Para o filósofo australiano Toby Ord, no livro The precipice: existencial risk and the future of humanity (O precipício: risco existencial e o futuro da humanidade, em tradução livre) – no qual, inclusive, cita Bostrom –, riscos existenciais são aqueles que ameaçam de destruição o potencial de longo prazo da humanidade, considerando que a extinção é a maneira mais óbvia de destruir todo esse potencial. Existem outras, argumenta o autor, como, por exemplo, se a civilização humana sofrer um colapso irrecuperável, isso pode igualmente aniquilar o potencial de longo prazo da humanidade. Ord qualifica “potencial de longo prazo da humanidade” como “o conjunto de todos os futuros possíveis que permanecem abertos para nós. Esta é uma ideia expansiva de possibilidade, incluindo tudo o que a humanidade poderia eventualmente alcançar, mesmo que ainda não tenhamos inventado os meios de alcançá-lo”. Ele enquadra os riscos existenciais em três grandes categorias: os riscos naturais, riscos antropogênicos (originados pela atividade humana, como armas nucleares, mudanças climáticas, degradação ambiental) e riscos futuros (pandemias, inteligência artificial).
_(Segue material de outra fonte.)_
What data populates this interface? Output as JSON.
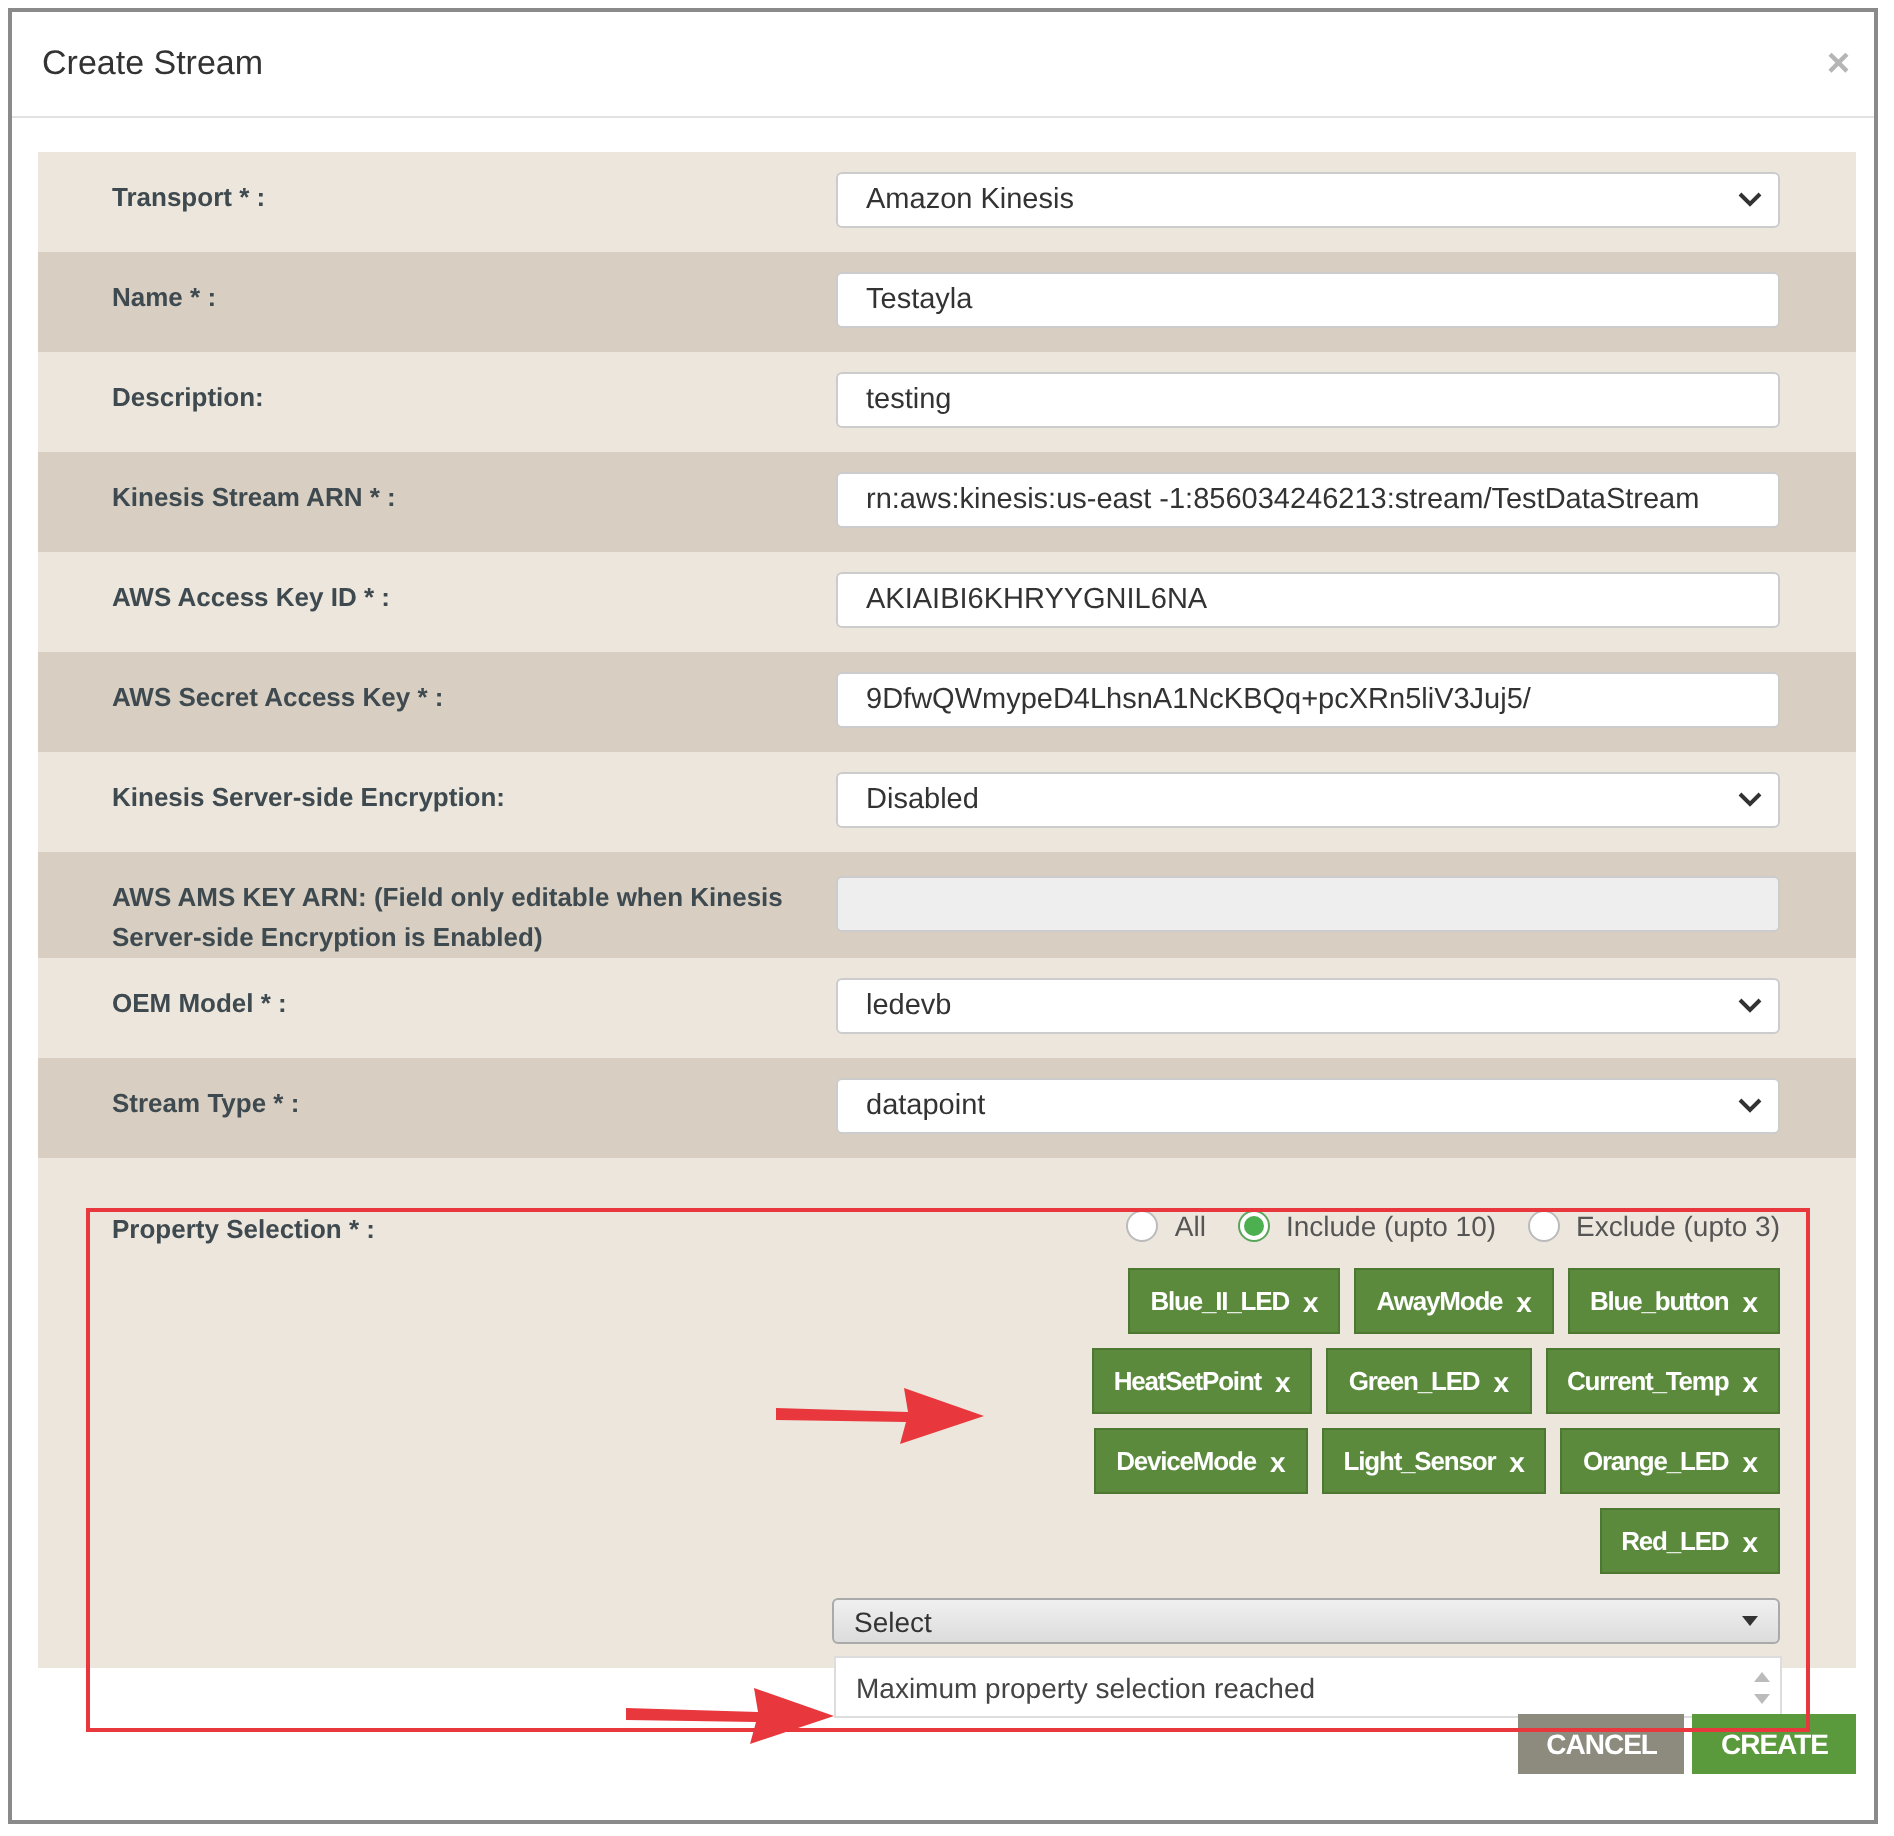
{
  "dialog": {
    "title": "Create Stream",
    "close": "×"
  },
  "fields": [
    {
      "label": "Transport * :",
      "kind": "select",
      "value": "Amazon Kinesis"
    },
    {
      "label": "Name * :",
      "kind": "text",
      "value": "Testayla"
    },
    {
      "label": "Description:",
      "kind": "text",
      "value": "testing"
    },
    {
      "label": "Kinesis Stream ARN * :",
      "kind": "text",
      "value": "rn:aws:kinesis:us-east -1:856034246213:stream/TestDataStream"
    },
    {
      "label": "AWS Access Key ID * :",
      "kind": "text",
      "value": "AKIAIBI6KHRYYGNIL6NA"
    },
    {
      "label": "AWS Secret Access Key * :",
      "kind": "text",
      "value": "9DfwQWmypeD4LhsnA1NcKBQq+pcXRn5liV3Juj5/"
    },
    {
      "label": "Kinesis Server-side Encryption:",
      "kind": "select",
      "value": "Disabled"
    },
    {
      "label": "AWS AMS KEY ARN: (Field only editable when Kinesis Server-side Encryption is Enabled)",
      "kind": "disabled"
    },
    {
      "label": "OEM Model * :",
      "kind": "select",
      "value": "ledevb"
    },
    {
      "label": "Stream Type * :",
      "kind": "select",
      "value": "datapoint"
    }
  ],
  "property_selection": {
    "label": "Property Selection * :",
    "modes": [
      {
        "label": "All",
        "selected": false
      },
      {
        "label": "Include (upto 10)",
        "selected": true
      },
      {
        "label": "Exclude (upto 3)",
        "selected": false
      }
    ],
    "chips": [
      {
        "label": "Blue_II_LED",
        "remove": "x"
      },
      {
        "label": "AwayMode",
        "remove": "x"
      },
      {
        "label": "Blue_button",
        "remove": "x"
      },
      {
        "label": "HeatSetPoint",
        "remove": "x"
      },
      {
        "label": "Green_LED",
        "remove": "x"
      },
      {
        "label": "Current_Temp",
        "remove": "x"
      },
      {
        "label": "DeviceMode",
        "remove": "x"
      },
      {
        "label": "Light_Sensor",
        "remove": "x"
      },
      {
        "label": "Orange_LED",
        "remove": "x"
      },
      {
        "label": "Red_LED",
        "remove": "x"
      }
    ],
    "select": "Select",
    "message": "Maximum property selection reached"
  },
  "buttons": [
    {
      "label": "CANCEL",
      "kind": "secondary"
    },
    {
      "label": "CREATE",
      "kind": "primary"
    }
  ]
}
Ord fundamenta a inclusão da IA nos riscos existenciais com base em uma pesquisa realizada em 2016 entre os participantes das conferências NeurIPS e ICML: dos 21% que responderam à pesquisa, 50% creem no advento da inteligência geral artificial (AGI) em 45 anos (a previsão dos pesquisadores estadunidenses para essa tecnologia hipotética que pode estar preparada para revolucionar quase todos os aspectos da vida e do trabalho humanos é 74 anos). Além de as previsões de longo prazo estarem mais para ficção, ele próprio admite a fragilidade da pesquisa (o que a leitura atenta do relatório da pesquisa confirma).
A inteligência artificial como risco existencial, descrita pelos autores acima, não se refere aos sistemas de IA atuais, mas a uma especulação sobre o futuro da IA em que a inteligência de máquina alcança ou supera as capacidades da inteligência humana (superinteligência). Com mais incertezas do que certezas, não existem evidências científicas de que o desenvolvimento da IA será exitoso em atingir esses limiares, contudo as especulações sobre um futuro distópico encontram respaldo no imaginário popular moldado pela ficção científica e pelo medo de uma tecnologia poderosa e obscura.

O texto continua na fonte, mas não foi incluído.